Les demandeurs d'asile, je les fréquente tous les jours. Ils ne sont pas ici pour profiter. Chez eux, ils exerçaient des professions libérales, vivaient dans de grandes villas, roulaient dans de belles voitures. Ils ont tout perdu, détruit par les bombes, et/ou vendu afin de fuir. Dans mon centre, ils vivent dans un ancien hôpital vétuste, partageant une chambre avec 3, 5, 7 autres personnes ; des cuisines et des douches avec 15 ou 20 personnes... Ils attendent 6 mois, 9 mois, un an ou plus une réponse du CGRA. Si leur demande d'asile est acceptée, il leur faudra trouver un logement et un emploi, en partant de zéro (alors que, je le répète, avant la guerre, chez eux, ils avaient tout). C'est profiter, ça ?
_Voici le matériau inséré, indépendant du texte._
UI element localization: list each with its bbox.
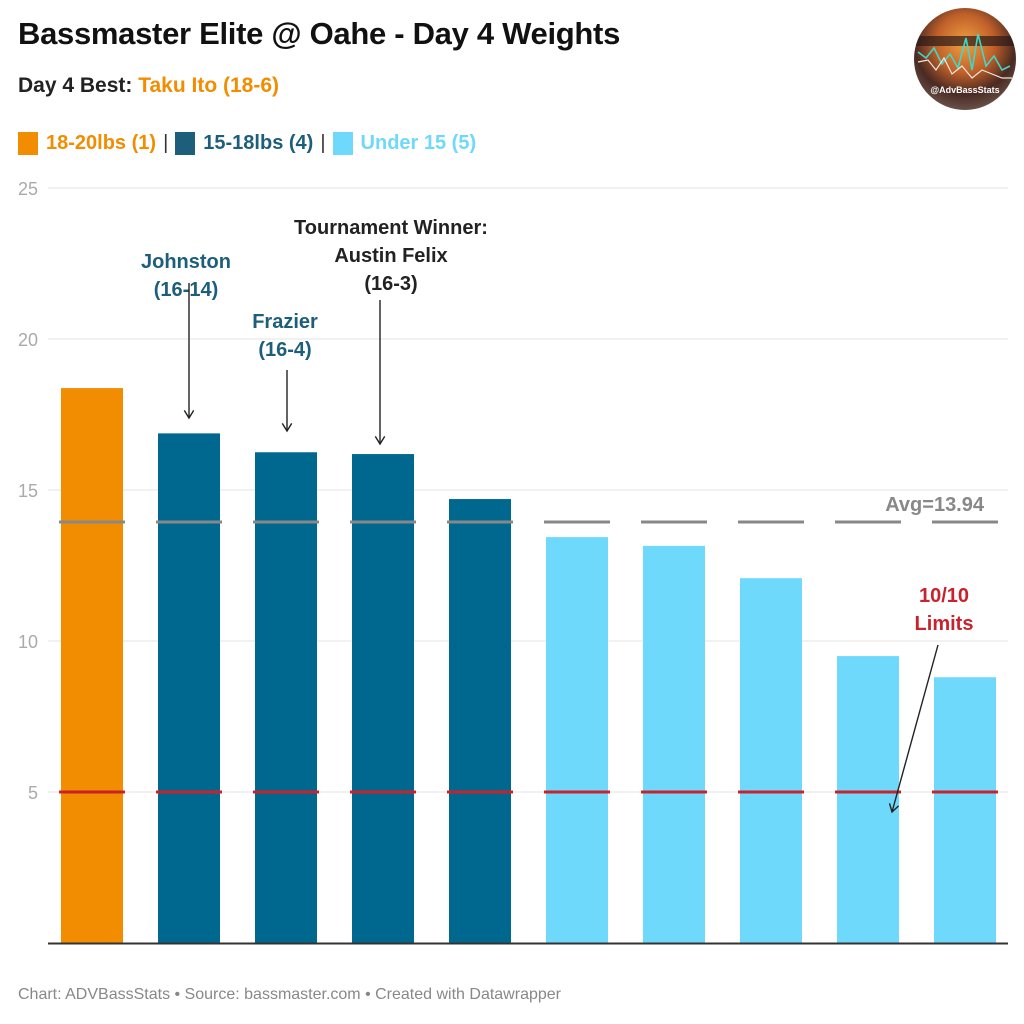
annotation-arrowhead (183, 409, 195, 420)
annotation-arrowhead (281, 422, 293, 433)
line-chart-sunset-logo-icon (914, 33, 1016, 79)
bar (61, 388, 123, 943)
bar (740, 578, 802, 943)
legend-swatch-orange (18, 132, 38, 155)
legend-label: 15-18lbs (4) (203, 132, 314, 154)
legend-separator: | (320, 132, 326, 154)
annotation-arrowhead (374, 435, 386, 446)
y-tick-label: 15 (18, 481, 38, 501)
chart-subtitle: Day 4 Best: Taku Ito (18-6) (18, 74, 279, 98)
y-tick-label: 10 (18, 632, 38, 652)
legend-item-under-15: Under 15 (5) (332, 132, 477, 155)
legend: 18-20lbs (1) | 15-18lbs (4) | Under 15 (… (18, 132, 476, 155)
legend-label: Under 15 (5) (360, 132, 477, 154)
y-tick-label: 20 (18, 330, 38, 350)
legend-swatch-light-blue (332, 132, 353, 155)
annotation-text: (16-3) (364, 273, 417, 295)
y-tick-label: 5 (28, 783, 38, 803)
bar (352, 454, 414, 943)
legend-separator: | (163, 132, 169, 154)
annotation-text: 10/10 (919, 585, 969, 607)
subtitle-prefix: Day 4 Best: (18, 74, 139, 97)
annotation-text: Tournament Winner: (294, 217, 488, 239)
annotation-text: (16-4) (258, 339, 311, 361)
y-tick-label: 25 (18, 179, 38, 199)
annotation-arrowhead (888, 803, 900, 814)
annotation-text: Frazier (252, 311, 318, 333)
subtitle-highlight: Taku Ito (18-6) (138, 74, 280, 97)
chart-title: Bassmaster Elite @ Oahe - Day 4 Weights (18, 16, 621, 51)
legend-item-18-20: 18-20lbs (1) (18, 132, 156, 155)
average-label: Avg=13.94 (885, 494, 985, 516)
legend-item-15-18: 15-18lbs (4) (175, 132, 313, 155)
bar (449, 499, 511, 943)
chart-footer: Chart: ADVBassStats • Source: bassmaster… (18, 986, 561, 1003)
logo-text: @AdvBassStats (930, 85, 1000, 95)
bar (546, 537, 608, 943)
annotation-text: (16-14) (154, 279, 218, 301)
annotation-text: Limits (915, 613, 974, 635)
bar (643, 545, 705, 943)
annotation-text: Austin Felix (334, 245, 447, 267)
bar (255, 452, 317, 943)
annotation-arrow-line (891, 644, 939, 813)
annotation-text: Johnston (141, 251, 231, 273)
legend-swatch-dark-blue (175, 132, 196, 155)
bar (934, 677, 996, 943)
legend-label: 18-20lbs (1) (46, 132, 157, 154)
bar (837, 656, 899, 943)
bar (158, 433, 220, 943)
brand-logo: @AdvBassStats (914, 8, 1016, 110)
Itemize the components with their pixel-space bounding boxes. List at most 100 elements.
Je ne parle même pas du fait que le statut de réfugié, d'illimité, est devenu limité à 5 ans (donc, vous passez 5 ans à reconstruire votre vie, puis, potentiellement, paf ! on peut vous prier d'aller voir ailleurs).
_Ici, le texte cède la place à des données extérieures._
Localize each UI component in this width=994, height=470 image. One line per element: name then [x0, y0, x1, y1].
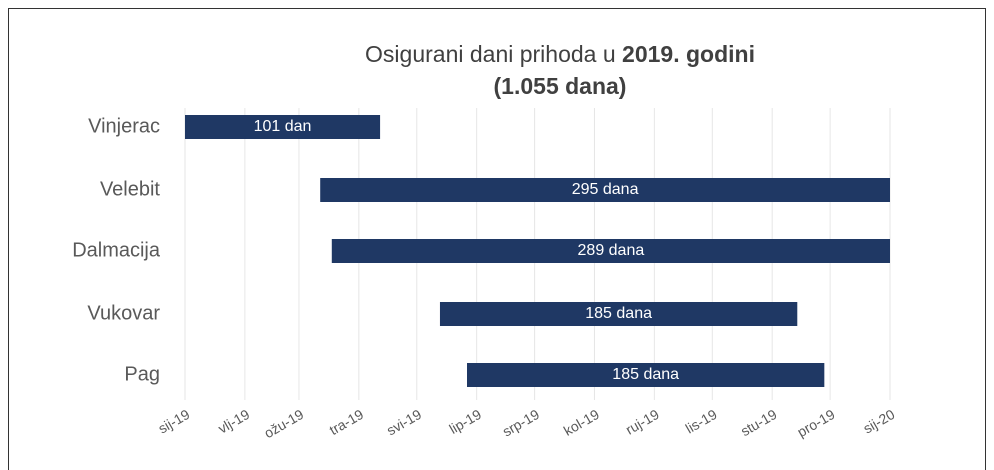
bar	[331, 239, 890, 263]
chart-subtitle: (1.055 dana)	[494, 73, 627, 99]
category-label: Vinjerac	[88, 115, 160, 137]
bar-label: 185 dana	[585, 305, 652, 322]
category-label: Vukovar	[87, 302, 160, 324]
bar	[467, 363, 825, 387]
bar-label: 289 dana	[578, 242, 645, 259]
category-label: Velebit	[100, 178, 160, 200]
bar-label: 295 dana	[572, 181, 639, 198]
title-bold: 2019. godini	[622, 41, 755, 67]
bar	[320, 178, 891, 202]
chart-title: Osigurani dani prihoda u 2019. godini	[365, 41, 755, 67]
title-text: Osigurani dani prihoda u	[365, 41, 616, 67]
bar-label: 185 dana	[612, 366, 679, 383]
bar-label: 101 dan	[254, 118, 312, 135]
category-label: Dalmacija	[72, 239, 161, 261]
bar	[185, 115, 381, 139]
bar	[439, 302, 798, 326]
category-label: Pag	[124, 363, 160, 385]
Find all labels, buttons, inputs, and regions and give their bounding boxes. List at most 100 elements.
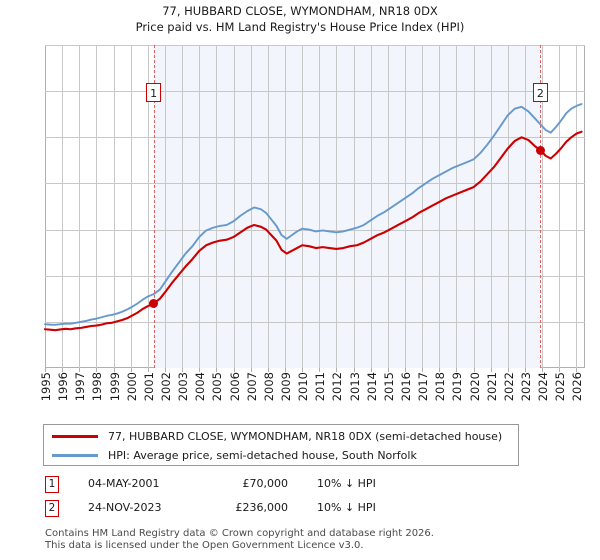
x-axis-tick-label: 2025 xyxy=(553,372,568,402)
x-axis-tick xyxy=(147,368,149,372)
transaction-point-marker[interactable] xyxy=(535,145,545,155)
x-axis-tick-label: 2002 xyxy=(159,372,173,402)
series-svg xyxy=(43,103,583,332)
x-axis-tick-label: 2011 xyxy=(313,372,328,402)
x-axis-tick-label: 2014 xyxy=(364,372,379,402)
gridline-vertical xyxy=(405,45,406,368)
legend-item-property: 77, HUBBARD CLOSE, WYMONDHAM, NR18 0DX (… xyxy=(52,427,502,445)
x-axis-tick-label: 2005 xyxy=(210,372,225,402)
title-subtitle: Price paid vs. HM Land Registry's House … xyxy=(135,20,465,34)
x-axis-tick xyxy=(216,368,218,372)
gridline-vertical xyxy=(62,45,64,368)
transaction-marker-box[interactable]: 1 xyxy=(146,83,162,102)
legend-item-hpi: HPI: Average price, semi-detached house,… xyxy=(52,446,417,464)
title-address: 77, HUBBARD CLOSE, WYMONDHAM, NR18 0DX xyxy=(162,4,438,18)
gridline-vertical xyxy=(147,45,149,368)
gridline-vertical xyxy=(490,45,492,368)
gridline-vertical xyxy=(542,45,544,368)
gridline-vertical xyxy=(559,45,561,368)
x-axis-tick xyxy=(439,368,441,372)
transaction-marker-line xyxy=(540,45,542,368)
transaction-date: 04-MAY-2001 xyxy=(88,477,160,490)
x-axis-tick xyxy=(182,368,184,372)
gridline-vertical xyxy=(422,45,424,368)
x-axis-tick-label: 2017 xyxy=(416,372,431,402)
x-axis-tick-label: 2024 xyxy=(536,372,551,402)
x-axis-tick-label: 2018 xyxy=(433,372,448,402)
x-axis-tick-label: 2010 xyxy=(296,372,311,402)
x-axis-tick xyxy=(559,368,561,372)
x-axis-tick-label: 2023 xyxy=(519,372,533,402)
transaction-price: £236,000 xyxy=(235,501,289,514)
x-axis-tick xyxy=(370,368,372,372)
x-axis-tick xyxy=(542,368,544,372)
gridline-vertical xyxy=(199,45,201,368)
legend-swatch-hpi xyxy=(52,453,98,457)
x-axis-tick xyxy=(233,368,235,372)
gridline-horizontal xyxy=(45,91,585,93)
gridline-vertical xyxy=(130,45,132,368)
x-axis-tick-label: 2019 xyxy=(450,372,465,402)
gridline-vertical xyxy=(96,45,98,368)
x-axis-labels: 1995 1996 1997 1998 1999 2000 2001 2002 2003 2004… xyxy=(39,372,585,432)
transaction-hpi-delta: 10% ↓ HPI xyxy=(317,501,376,514)
gridline-vertical xyxy=(165,45,166,368)
x-axis-tick xyxy=(45,368,46,372)
transaction-price: £70,000 xyxy=(242,477,289,490)
attribution-footer: Contains HM Land Registry data © Crown c… xyxy=(45,528,565,551)
x-axis-tick xyxy=(199,368,201,372)
gridline-vertical xyxy=(370,45,372,368)
gridline-vertical xyxy=(285,45,286,368)
x-axis-tick xyxy=(576,368,578,372)
gridline-vertical xyxy=(319,45,321,368)
gridline-vertical xyxy=(250,45,252,368)
x-axis-tick xyxy=(285,368,286,372)
x-axis-tick-label: 2004 xyxy=(193,372,208,402)
x-axis-tick xyxy=(490,368,492,372)
x-axis-tick xyxy=(405,368,406,372)
x-axis-tick-label: 2013 xyxy=(347,372,362,402)
x-axis-tick-label: 2008 xyxy=(261,372,276,402)
table-row: 1 04-MAY-2001 £70,000 10% ↓ HPI xyxy=(45,474,465,498)
gridline-vertical xyxy=(216,45,218,368)
x-axis-tick-label: 2026 xyxy=(570,372,585,402)
gridline-vertical xyxy=(182,45,184,368)
transaction-point-marker[interactable] xyxy=(149,298,159,308)
x-axis-tick-label: 2001 xyxy=(141,372,156,402)
x-axis-tick xyxy=(507,368,509,372)
x-axis-tick-label: 2007 xyxy=(244,372,259,402)
footer-copyright: Contains HM Land Registry data © Crown c… xyxy=(45,528,434,539)
x-axis-tick xyxy=(250,368,252,372)
x-axis-tick-label: 2015 xyxy=(381,372,396,402)
gridline-horizontal xyxy=(45,137,585,139)
gridline-vertical xyxy=(439,45,441,368)
gridline-horizontal xyxy=(45,183,585,185)
x-axis-tick xyxy=(353,368,355,372)
x-axis-tick-label: 1995 xyxy=(39,372,53,402)
x-axis-tick-label: 1996 xyxy=(56,372,71,402)
gridline-vertical xyxy=(525,45,526,368)
x-axis-tick-label: 1999 xyxy=(107,372,122,402)
x-axis-tick xyxy=(113,368,115,372)
x-axis-tick xyxy=(422,368,424,372)
gridline-vertical xyxy=(336,45,338,368)
x-axis-tick xyxy=(302,368,304,372)
page-title: 77, HUBBARD CLOSE, WYMONDHAM, NR18 0DX P… xyxy=(0,3,600,35)
x-axis-tick-label: 1997 xyxy=(73,372,88,402)
transaction-marker-line xyxy=(153,45,155,368)
gridline-horizontal xyxy=(45,275,585,277)
series-line-property xyxy=(43,130,583,332)
transaction-hpi-delta: 10% ↓ HPI xyxy=(317,477,376,490)
transaction-date: 24-NOV-2023 xyxy=(88,501,162,514)
gridline-vertical xyxy=(387,45,389,368)
gridline-vertical xyxy=(456,45,458,368)
x-axis-tick-label: 2000 xyxy=(124,372,139,402)
ownership-span-shading xyxy=(153,45,541,368)
legend-label-hpi: HPI: Average price, semi-detached house,… xyxy=(108,448,417,462)
transaction-marker-box[interactable]: 2 xyxy=(532,83,548,102)
gridline-vertical xyxy=(79,45,81,368)
x-axis-tick-label: 1998 xyxy=(90,372,105,402)
x-axis-tick xyxy=(130,368,132,372)
x-axis-tick-label: 2016 xyxy=(399,372,413,402)
series-line-hpi xyxy=(44,103,583,326)
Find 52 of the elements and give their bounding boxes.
Et ceux qui sont déboutés ? Nombreux sont ceux qui me disent : "Rentrer au pays, j'aimerais bien, si je pouvais, mais ce n'est pas possible. Si je rentre, je suis mort."

Dites-moi : que répondre à une dame qui a vu sa demande d'asile refusée, qui a tout vendu au pays pour payer les passeurs, dont la famille là-bas a soit été massacrée, soit a disparu... et qui vous dit : "Si ce n'était que moi, ce ne serait pas si grave.  Mais mes filles [7 et 13 ans], que vont-elles devenir ? Elles commencent leur deuxième année à l'école en Belgique, elle parlent bien français... que vont-elles devenir ?"



Vous pourriez la regarder dans les yeux et lui dire : "Désolé, Khadija*, on ne peut pas accueillir toute la misère du monde !" ?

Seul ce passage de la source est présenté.